- From: Chris Wilson (PSD) <cwilso@MICROSOFT.com>
- Date: Thu, 17 Jul 1997 08:21:32 -0700
- To: "'Lee Daniel Crocker'" <lee@piclab.com>, walter@natural-innovations.com
- Cc: www-html@w3.org, www-style@w3.org
Actually, the point of the BUTTON tag is to allow rich content (e.g.,
images and marked-up text) in a button - which INPUT is incapable of,
since it is not a container.
-Chris
Chris Wilson
cwilso@microsoft.com
***
> -----Original Message-----
> From: Lee Daniel Crocker [SMTP:lcrocker@calweb.com]
> Sent: Wednesday, July 16, 1997 11:11 PM
> To: walter@natural-innovations.com
> Cc: www-html@w3.org; www-style@w3.org
> Subject: Re: BUTTON element
>
> > OK, here's another idea.
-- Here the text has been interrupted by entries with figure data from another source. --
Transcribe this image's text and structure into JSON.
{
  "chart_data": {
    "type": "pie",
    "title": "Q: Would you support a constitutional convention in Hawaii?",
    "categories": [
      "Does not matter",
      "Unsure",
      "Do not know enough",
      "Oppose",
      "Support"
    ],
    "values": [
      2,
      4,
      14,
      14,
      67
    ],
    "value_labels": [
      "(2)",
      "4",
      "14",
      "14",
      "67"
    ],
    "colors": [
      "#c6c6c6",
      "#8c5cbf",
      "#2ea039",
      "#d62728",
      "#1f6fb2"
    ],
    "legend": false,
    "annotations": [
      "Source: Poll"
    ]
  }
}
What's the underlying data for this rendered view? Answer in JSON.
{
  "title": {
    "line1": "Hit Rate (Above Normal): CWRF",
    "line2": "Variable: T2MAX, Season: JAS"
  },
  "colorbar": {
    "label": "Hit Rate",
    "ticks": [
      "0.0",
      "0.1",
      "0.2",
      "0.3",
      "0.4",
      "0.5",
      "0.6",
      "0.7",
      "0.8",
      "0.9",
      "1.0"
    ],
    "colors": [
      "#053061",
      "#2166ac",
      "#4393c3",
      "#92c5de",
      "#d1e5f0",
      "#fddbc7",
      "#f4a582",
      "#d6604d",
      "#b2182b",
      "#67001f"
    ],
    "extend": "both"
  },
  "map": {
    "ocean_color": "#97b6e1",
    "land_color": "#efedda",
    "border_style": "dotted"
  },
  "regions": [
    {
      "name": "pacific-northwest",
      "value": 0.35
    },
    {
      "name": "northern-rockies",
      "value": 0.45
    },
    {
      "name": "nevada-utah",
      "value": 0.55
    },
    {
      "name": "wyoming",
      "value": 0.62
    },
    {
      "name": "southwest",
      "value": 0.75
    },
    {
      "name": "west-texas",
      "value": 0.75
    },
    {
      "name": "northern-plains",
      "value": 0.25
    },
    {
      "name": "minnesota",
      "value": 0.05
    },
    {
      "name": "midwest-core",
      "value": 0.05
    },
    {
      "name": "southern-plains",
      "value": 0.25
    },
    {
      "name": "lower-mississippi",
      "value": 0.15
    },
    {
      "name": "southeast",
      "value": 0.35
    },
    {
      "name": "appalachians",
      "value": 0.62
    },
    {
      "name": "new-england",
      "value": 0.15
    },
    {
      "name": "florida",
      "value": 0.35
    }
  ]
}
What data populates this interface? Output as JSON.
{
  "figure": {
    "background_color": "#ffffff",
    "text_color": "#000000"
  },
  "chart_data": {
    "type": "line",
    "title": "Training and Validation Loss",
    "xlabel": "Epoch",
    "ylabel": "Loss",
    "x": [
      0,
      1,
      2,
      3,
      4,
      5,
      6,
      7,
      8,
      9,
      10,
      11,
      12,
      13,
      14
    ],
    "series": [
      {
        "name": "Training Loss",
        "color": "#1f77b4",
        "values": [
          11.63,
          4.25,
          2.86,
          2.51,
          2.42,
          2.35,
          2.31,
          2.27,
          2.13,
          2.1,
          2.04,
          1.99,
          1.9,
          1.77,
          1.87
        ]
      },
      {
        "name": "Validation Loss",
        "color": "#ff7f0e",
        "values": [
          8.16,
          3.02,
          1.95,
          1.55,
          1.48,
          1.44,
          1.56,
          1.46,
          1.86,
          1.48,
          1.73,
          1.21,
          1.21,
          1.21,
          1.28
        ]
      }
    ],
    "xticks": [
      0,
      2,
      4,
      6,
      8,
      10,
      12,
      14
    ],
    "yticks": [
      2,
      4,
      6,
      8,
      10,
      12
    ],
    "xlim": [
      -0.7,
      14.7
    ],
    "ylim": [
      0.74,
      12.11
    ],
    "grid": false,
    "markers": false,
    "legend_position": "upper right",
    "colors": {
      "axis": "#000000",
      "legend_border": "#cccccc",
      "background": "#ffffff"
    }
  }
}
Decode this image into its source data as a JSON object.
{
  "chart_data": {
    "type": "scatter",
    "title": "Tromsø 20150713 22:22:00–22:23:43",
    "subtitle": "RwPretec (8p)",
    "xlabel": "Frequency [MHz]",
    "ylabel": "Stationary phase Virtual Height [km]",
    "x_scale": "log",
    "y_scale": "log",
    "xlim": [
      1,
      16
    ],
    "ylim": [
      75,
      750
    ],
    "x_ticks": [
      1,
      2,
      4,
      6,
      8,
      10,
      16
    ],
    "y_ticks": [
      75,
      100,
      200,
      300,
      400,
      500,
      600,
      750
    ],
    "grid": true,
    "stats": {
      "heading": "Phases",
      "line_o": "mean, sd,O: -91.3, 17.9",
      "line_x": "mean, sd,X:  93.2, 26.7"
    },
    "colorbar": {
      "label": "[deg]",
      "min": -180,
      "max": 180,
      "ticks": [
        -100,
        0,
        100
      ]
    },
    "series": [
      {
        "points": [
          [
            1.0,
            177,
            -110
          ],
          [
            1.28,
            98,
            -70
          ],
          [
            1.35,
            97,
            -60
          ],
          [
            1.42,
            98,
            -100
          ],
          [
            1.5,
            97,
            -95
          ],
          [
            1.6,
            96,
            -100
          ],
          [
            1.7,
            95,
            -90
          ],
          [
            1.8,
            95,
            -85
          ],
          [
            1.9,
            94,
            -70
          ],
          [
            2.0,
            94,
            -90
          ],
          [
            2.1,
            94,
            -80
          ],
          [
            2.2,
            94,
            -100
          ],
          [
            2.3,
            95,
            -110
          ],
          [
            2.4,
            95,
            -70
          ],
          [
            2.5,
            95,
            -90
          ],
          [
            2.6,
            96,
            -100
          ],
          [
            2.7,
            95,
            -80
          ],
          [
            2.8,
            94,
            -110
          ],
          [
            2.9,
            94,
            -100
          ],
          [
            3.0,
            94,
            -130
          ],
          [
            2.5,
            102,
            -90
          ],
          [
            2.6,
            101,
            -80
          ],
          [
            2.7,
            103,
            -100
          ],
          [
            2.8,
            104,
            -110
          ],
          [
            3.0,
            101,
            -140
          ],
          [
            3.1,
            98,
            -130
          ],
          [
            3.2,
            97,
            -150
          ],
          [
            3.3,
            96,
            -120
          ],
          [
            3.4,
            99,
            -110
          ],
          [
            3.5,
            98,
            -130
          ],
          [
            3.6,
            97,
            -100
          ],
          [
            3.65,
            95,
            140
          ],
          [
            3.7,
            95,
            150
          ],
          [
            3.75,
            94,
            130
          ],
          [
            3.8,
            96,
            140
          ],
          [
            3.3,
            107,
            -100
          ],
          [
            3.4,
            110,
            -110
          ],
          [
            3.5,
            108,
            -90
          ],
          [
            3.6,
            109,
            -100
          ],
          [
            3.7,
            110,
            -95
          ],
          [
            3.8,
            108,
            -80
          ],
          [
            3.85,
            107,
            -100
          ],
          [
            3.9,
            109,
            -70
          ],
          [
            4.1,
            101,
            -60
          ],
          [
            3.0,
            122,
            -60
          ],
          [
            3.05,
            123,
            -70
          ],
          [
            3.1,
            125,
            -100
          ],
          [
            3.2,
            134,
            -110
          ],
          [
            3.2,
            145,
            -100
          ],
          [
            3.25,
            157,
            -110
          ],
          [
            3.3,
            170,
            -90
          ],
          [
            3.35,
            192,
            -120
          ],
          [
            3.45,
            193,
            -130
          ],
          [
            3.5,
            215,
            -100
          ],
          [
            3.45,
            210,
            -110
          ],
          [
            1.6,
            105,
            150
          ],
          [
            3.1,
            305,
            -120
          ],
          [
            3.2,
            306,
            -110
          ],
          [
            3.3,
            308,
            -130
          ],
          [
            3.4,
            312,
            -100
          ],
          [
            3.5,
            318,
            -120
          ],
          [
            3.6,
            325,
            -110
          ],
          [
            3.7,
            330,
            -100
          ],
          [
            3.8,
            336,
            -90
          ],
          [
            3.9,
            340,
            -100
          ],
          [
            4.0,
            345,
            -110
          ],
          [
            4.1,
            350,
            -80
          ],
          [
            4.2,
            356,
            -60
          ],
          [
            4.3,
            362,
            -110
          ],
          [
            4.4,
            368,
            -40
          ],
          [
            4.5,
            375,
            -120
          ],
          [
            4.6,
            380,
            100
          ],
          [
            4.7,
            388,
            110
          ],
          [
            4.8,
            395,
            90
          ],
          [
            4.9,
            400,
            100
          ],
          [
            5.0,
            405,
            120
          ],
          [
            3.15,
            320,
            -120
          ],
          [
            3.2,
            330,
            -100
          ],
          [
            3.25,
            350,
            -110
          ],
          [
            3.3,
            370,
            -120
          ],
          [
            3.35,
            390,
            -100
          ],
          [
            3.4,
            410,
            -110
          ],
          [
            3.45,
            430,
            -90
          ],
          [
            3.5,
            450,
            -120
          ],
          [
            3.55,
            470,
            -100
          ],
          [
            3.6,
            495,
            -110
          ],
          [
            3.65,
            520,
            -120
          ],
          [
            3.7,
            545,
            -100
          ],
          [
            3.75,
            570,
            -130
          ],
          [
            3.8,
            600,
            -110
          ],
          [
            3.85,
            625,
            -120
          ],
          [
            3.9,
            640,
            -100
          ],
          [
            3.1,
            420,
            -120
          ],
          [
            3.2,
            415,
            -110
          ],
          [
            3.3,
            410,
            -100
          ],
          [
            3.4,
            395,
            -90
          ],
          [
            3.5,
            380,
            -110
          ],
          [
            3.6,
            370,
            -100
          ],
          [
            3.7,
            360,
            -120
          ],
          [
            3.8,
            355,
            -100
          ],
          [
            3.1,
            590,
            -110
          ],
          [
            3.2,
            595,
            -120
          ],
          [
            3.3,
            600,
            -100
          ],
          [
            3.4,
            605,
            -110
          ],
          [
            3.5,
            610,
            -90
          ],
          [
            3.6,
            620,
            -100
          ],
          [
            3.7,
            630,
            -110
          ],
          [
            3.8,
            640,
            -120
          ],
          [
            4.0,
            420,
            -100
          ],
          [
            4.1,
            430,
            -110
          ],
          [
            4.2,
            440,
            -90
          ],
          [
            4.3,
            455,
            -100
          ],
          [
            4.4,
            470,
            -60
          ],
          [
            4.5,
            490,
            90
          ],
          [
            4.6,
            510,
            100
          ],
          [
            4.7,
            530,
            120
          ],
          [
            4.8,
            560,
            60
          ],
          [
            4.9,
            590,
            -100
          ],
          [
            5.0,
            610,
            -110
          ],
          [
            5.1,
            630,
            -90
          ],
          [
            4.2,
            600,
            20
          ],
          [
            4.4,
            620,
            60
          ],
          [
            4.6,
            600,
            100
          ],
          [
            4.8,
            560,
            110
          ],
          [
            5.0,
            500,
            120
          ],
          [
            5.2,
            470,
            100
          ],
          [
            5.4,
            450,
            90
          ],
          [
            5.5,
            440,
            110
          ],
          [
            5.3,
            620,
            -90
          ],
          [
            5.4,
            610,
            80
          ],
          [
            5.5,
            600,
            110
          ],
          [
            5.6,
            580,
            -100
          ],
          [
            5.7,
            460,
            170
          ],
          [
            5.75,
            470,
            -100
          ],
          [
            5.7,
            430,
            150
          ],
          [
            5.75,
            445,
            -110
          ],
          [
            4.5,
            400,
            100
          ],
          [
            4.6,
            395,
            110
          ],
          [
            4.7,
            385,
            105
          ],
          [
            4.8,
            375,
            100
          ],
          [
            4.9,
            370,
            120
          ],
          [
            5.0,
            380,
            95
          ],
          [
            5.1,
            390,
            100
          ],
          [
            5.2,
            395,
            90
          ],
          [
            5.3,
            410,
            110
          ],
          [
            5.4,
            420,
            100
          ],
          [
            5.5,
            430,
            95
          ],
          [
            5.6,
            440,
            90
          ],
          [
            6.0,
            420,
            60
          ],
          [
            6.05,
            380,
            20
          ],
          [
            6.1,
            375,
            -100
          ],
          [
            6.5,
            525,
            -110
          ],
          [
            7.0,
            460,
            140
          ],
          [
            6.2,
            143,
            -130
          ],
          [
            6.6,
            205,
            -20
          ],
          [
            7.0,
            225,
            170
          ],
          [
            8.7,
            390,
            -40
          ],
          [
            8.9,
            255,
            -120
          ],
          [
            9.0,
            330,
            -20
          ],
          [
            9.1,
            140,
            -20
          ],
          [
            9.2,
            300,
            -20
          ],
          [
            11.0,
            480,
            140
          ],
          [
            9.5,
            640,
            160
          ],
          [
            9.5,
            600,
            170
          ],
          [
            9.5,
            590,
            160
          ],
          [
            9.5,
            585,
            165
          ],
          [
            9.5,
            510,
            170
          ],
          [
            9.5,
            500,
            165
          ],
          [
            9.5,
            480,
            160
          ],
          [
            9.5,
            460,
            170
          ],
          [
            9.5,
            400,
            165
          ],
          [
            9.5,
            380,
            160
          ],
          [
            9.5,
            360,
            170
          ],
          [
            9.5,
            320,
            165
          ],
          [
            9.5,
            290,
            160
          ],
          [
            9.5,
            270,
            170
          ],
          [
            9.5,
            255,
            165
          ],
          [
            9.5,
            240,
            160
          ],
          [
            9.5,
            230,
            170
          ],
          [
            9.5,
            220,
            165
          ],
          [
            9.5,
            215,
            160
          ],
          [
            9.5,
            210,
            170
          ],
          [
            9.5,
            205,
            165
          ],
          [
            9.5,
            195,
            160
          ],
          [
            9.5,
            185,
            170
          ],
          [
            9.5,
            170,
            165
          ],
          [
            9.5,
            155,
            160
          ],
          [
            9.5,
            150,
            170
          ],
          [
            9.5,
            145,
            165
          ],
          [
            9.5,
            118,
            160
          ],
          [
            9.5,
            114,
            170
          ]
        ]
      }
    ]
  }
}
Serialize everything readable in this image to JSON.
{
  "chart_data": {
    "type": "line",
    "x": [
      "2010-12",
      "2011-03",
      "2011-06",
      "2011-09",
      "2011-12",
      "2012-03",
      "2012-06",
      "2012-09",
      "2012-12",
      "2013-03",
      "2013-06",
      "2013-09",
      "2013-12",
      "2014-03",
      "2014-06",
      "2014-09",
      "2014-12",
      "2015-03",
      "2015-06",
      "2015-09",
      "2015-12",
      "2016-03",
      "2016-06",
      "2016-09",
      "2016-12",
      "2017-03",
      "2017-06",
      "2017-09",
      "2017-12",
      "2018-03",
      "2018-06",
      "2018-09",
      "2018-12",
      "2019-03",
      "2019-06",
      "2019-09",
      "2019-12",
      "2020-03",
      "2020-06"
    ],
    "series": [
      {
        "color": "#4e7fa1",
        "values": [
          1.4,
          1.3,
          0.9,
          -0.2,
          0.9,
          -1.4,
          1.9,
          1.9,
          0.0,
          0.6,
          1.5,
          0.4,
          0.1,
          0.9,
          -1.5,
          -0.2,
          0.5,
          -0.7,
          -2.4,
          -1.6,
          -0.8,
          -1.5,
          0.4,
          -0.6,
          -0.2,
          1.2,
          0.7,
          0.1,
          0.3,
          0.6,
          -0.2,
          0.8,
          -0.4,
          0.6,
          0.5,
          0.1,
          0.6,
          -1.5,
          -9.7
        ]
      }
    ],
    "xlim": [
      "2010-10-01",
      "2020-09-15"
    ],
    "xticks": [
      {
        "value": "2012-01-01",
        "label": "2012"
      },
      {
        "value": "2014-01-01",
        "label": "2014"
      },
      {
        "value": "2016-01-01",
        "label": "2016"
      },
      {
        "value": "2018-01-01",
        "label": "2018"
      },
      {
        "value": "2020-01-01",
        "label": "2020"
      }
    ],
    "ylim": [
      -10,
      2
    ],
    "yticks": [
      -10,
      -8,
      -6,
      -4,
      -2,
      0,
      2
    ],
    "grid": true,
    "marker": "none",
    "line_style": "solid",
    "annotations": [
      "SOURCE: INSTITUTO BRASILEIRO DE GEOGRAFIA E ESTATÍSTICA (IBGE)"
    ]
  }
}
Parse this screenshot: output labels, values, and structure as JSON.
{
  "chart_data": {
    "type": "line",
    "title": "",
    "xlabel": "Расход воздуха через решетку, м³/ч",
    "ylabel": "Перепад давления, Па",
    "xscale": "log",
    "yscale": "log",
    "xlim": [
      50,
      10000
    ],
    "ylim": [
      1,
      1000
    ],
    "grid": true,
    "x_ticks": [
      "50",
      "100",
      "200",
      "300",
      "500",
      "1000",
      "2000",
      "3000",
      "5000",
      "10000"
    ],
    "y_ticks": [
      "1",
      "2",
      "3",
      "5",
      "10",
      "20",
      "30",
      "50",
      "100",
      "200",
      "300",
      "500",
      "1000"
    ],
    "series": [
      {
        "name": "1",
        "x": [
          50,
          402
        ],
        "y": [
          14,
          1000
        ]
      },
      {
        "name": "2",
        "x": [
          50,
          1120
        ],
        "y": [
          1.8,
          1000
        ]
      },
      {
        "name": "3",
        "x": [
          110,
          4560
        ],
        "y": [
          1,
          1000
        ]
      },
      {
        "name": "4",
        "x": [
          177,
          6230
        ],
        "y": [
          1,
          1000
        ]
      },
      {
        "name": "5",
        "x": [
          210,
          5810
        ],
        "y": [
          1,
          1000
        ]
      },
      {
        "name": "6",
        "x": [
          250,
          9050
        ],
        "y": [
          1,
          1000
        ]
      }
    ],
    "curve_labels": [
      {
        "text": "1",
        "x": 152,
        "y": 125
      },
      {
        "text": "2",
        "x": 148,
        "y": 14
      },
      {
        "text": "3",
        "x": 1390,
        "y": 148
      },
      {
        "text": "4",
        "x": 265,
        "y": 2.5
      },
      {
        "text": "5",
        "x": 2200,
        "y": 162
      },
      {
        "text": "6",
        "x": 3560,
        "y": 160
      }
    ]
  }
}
I use a RAD environment on the Macintosh
> called
> > FaceSpan [1], which has a pictbox property called 'selection style'.
> The
> > property values are as follows:
> >
> > none pictbox or cell does not highlight
> > by hilite white areas of pictbox or cell are overlain
> > with the System highlight color (from the
> > Color control panel)
> > by invert colors of pictbox or cell are inverted
> > by lasso colors of pictbox or cell are inverted
> within
> > contours that exclude the pictbox's fill
> color
> > by frame pictbox or cell is surrounded by a frame
> > by sink pictbox or cell is surrounded by a column of
> > pixels on the left and one row of pixels on
> > the top
> > by exchange a different artwork resource is used for the
> > highlighted pictbox
> >
> > So, how about assigning a selection-style to the <INPUT> element?
> > Something like: { selection-style: invert }
> >
> > Perhaps selection-style values of:
> > hilite | dim | invert | sink | exchange
> >
> > although I'm not sure how exchange would interact with PRESSED
> attribute.
> > 'dim' would simply darken the colors: FF->99, CC->66, 99->33,
> 66/33/00->00.
>
> Much, much, better than that hideous, incompatible BUTTON tag. If one
> absolutely /has/ to break compatibility for a feature, that's fine,
> but
> this is not anywhere near such a case: <INPUT> works just fine, and
> its
> display attributes belong in a style sheet--even the X,Y argument is
> uncompelling, because they can be ignored easily.